Demi Moore est possiblement l'actrice américaine la plus emblématique des années 1990. De Ghost à G.I. Jane, elle était des projets les plus discutés. Dommage que Hollywood l'a trop souvent enfermée dans des personnages simplistes et hypersexualisés (pensons à Indecent Proposal, Disclosure et, évidemment, l'infâme Striptease), ce qui l'a empêché de donner la pleine mesure de son talent. Ce dernier était pourtant palpable dans des productions aussi variées que Deconstructing Harry et, plus tardivement, Margin Call.
Dans The Substance, elle trouve - et de loin - le meilleur rôle de sa carrière. Surtout qu'il s'agit pratiquement d'un documentaire sur son parcours. Star la plus populaire de son époque, Elisabeth (Demi Moore) est réduite à animer une émission d'aérobie à la télévision. Son patron Harvey (Dennis Quaid, un autre revenant des années 1980 et 1990 qui s'amuse ici comme un petit fou) ne cache pas qu'elle sera remplacée par quelqu'un de plus jeune et sexy. Désespérée, Elisabeth décide de se faire injecter une substance spéciale qui lui permettra d'offrir la meilleure version d'elle-même. Sue (Margaret Qualley, bien plus convaincante que dans Drive-Away Dolls et Kinds of Kindness) naît littéralement de ses entrailles et personne ne pourra l'empêcher d'avoir du succès.

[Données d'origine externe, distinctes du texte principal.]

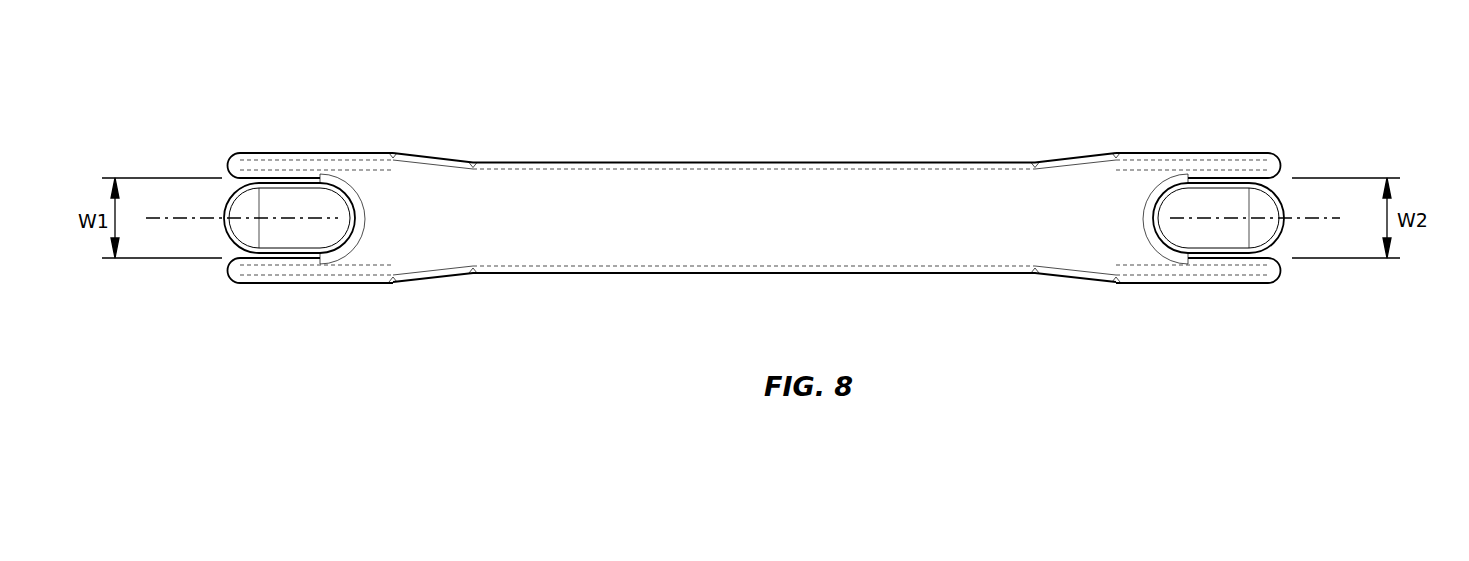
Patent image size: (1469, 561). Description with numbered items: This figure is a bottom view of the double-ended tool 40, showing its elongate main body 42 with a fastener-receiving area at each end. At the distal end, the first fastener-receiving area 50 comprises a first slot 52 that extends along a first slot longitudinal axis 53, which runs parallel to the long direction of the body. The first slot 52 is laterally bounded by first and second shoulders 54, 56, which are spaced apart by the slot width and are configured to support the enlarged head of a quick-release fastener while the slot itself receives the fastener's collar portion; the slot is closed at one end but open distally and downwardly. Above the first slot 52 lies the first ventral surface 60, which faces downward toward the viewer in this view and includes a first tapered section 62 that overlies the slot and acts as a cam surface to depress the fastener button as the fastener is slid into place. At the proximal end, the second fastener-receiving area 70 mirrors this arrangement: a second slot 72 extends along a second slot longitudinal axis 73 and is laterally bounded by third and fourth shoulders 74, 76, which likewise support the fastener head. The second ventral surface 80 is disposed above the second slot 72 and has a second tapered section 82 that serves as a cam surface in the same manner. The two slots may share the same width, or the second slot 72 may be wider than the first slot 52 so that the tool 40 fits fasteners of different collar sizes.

The tool 40 is at (962, 75).
The main body 42 is at (883, 257).
The first fastener-receiving area 50 is at (298, 313).
The first slot 52 is at (252, 183).
The first slot longitudinal axis 53 is at (168, 218).
The first shoulder 54 is at (263, 160).
The second shoulder 56 is at (273, 270).
The first ventral surface 60 is at (303, 198).
The first tapered section 62 is at (245, 208).
The second fastener-receiving area 70 is at (1215, 302).
The second slot 72 is at (1250, 181).
The second slot longitudinal axis 73 is at (1318, 219).
The third shoulder 74 is at (1237, 160).
The fourth shoulder 76 is at (1230, 270).
The second ventral surface 80 is at (1205, 200).
The second tapered section 82 is at (1255, 208).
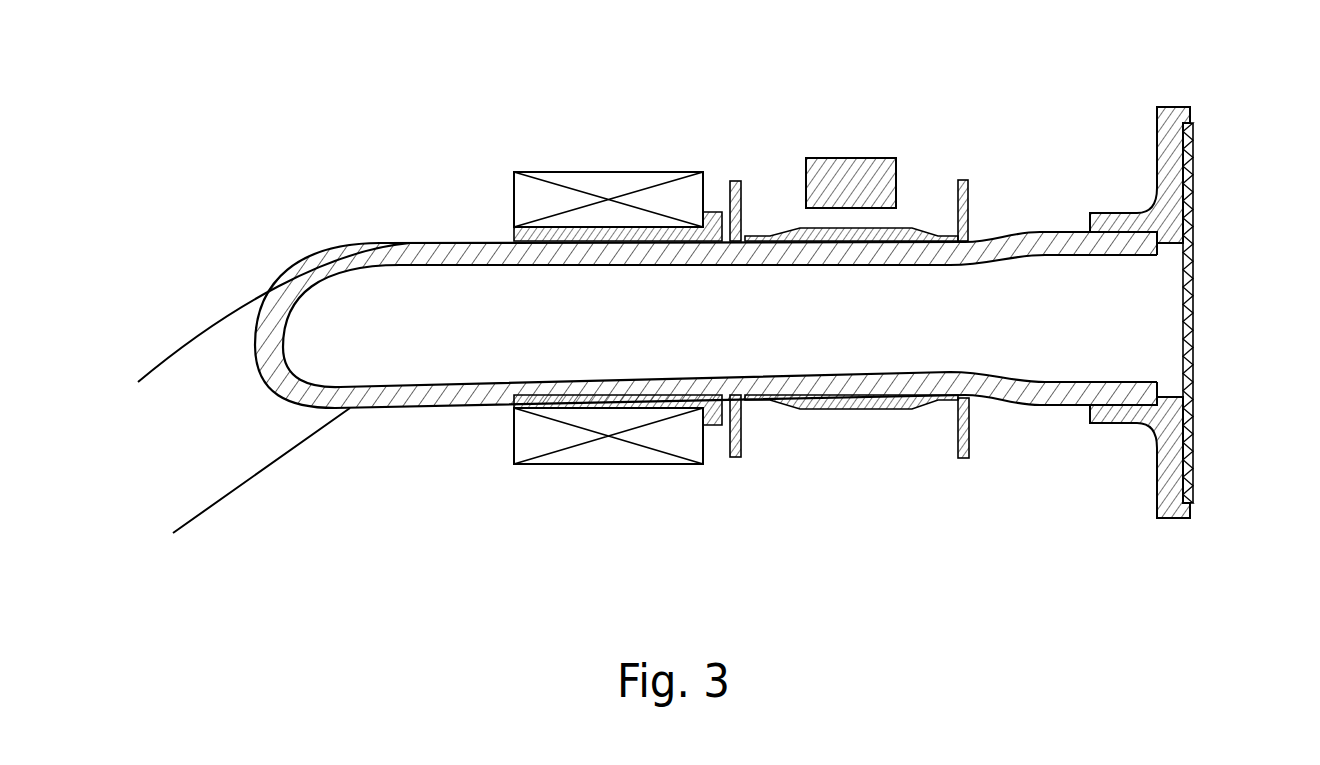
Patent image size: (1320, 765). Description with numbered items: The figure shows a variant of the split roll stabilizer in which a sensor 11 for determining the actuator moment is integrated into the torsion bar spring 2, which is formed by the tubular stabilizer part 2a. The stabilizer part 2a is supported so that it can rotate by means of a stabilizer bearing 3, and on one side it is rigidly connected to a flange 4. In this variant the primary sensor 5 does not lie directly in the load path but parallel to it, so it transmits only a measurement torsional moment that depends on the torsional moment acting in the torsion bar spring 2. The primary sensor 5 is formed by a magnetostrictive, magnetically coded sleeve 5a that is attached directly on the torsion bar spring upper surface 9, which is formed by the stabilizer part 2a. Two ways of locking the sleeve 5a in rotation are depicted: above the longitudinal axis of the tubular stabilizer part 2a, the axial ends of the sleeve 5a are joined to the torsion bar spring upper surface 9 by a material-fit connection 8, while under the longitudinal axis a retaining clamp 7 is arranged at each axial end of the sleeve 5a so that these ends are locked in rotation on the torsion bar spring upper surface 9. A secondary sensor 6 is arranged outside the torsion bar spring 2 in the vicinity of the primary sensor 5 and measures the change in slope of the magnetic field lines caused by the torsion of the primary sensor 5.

The torsion bar spring 2 is at (647, 382).
The stabilizer part 2a is at (460, 397).
The stabilizer bearing 3 is at (623, 183).
The flange 4 is at (1168, 440).
The primary sensor 5 is at (851, 373).
The sleeve 5a is at (862, 410).
The secondary sensor 6 is at (843, 190).
The retaining clamp 7 is at (733, 457).
The material-fit connection 8 is at (748, 235).
The torsion bar spring upper surface 9 is at (717, 253).
The sensor 11 is at (908, 126).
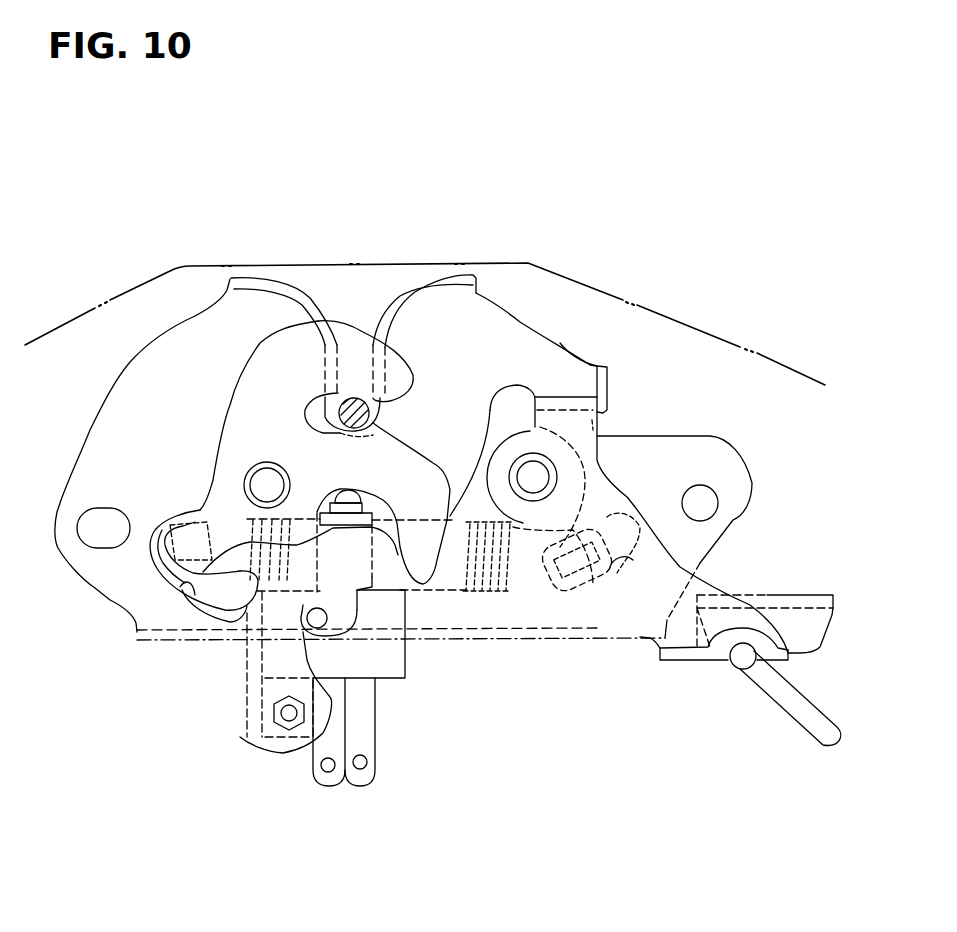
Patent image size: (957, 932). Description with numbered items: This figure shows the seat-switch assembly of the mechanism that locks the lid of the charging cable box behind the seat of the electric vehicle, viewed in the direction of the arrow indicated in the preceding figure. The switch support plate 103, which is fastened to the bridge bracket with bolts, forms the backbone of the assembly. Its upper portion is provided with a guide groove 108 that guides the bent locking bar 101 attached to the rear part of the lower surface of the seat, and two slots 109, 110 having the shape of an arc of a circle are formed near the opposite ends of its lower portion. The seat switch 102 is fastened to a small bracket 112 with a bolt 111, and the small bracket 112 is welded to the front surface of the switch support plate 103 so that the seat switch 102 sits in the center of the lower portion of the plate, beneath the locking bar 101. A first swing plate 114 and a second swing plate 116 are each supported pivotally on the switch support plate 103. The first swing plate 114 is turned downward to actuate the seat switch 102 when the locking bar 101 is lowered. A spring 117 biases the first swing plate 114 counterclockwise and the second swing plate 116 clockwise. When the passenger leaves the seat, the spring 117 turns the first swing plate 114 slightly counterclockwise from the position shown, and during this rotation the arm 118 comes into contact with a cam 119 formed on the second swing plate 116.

Voilà une oeuvre qui ne manque pas de thèmes féconds. Entre la critique du système hollywoodien, la misogynie ambiante et l'âgisme qui sévit dans la société moderne, le récit n'épargne rien ni personne. Il est surtout question de la beauté qui vampirise tout, créant de la compétition entre les gens, amenant des individus à se déprécier. Le film a d'ailleurs remporté le prix du scénario au dernier Festival de Cannes. Il aurait plutôt dû récompenser la performance de Demi Moore ou la qualité de sa réalisation. En effet, le script touche à tout, mais il le fait de façon quelque peu superficielle, se cachant derrière une satire grossière et volontairement répétitive, dont l'humour grinçant fait mouche, mais jamais subtilement. Pour la réflexion, il faudra repasser.
Comme dans son précédent long métrage Revenge, Coralie Fargeat se plaît à détourner les codes en place, autant au niveau de la violence gore que du sexe pervers. Ce qui peut ressembler à l'exploitation du corps féminin devient plutôt entre ses mains et par son regard unique une charge féministe puissante. Et à l'instar du saisissant Titane de Julia Ducournau, la Française n'hésite pas à plonger dans le body horror cauchemardesque, poussant le bouchon encore plus loin. Les scènes inconfortables se succèdent, le malaise s'installe et les coeurs sensibles risquent de défaillir bien avant la fin.
Si David Cronenberg avait décidé de faire un remake de Requiem For a Dream, cela aurait sans doute ressemblé à The Substance. La mise en scène de Fargeat ressemble à s'y méprendre à celle Darren Aronofsky: même sentiment de claustrophobie, même rythme survolté qui finit par essouffler le spectateur. Le jeu de montage est similaire, tout comme l'utilisation de la musique de Raffertie.
Cela amène un crescendo final complètement grotesque et jouissif, trash à souhait, qui traumatisera ou fera hurler de rire le cinéphile. Une séquence inoubliable, tout en hommages (notamment à Carrie et The Shining), qui propulsera The Substance parmi les créations les plus marquantes de l'année. Le découvrir en salle parmi les gens relève de la véritable expérience, digne des séances les plus folles du festival Fantasia. S'il n'y a rien à prendre au sérieux dans ce délire, l'ensemble s'avère férocement divertissant, faisant vivre plein d'émotions fortes. Il permet surtout de révéler à nouveau Demi Moore dans une partition courageuse qui risque de passer à l'histoire du septième art, rappelant par son intensité celle d'Isabelle Adjani dans le mythique Possession.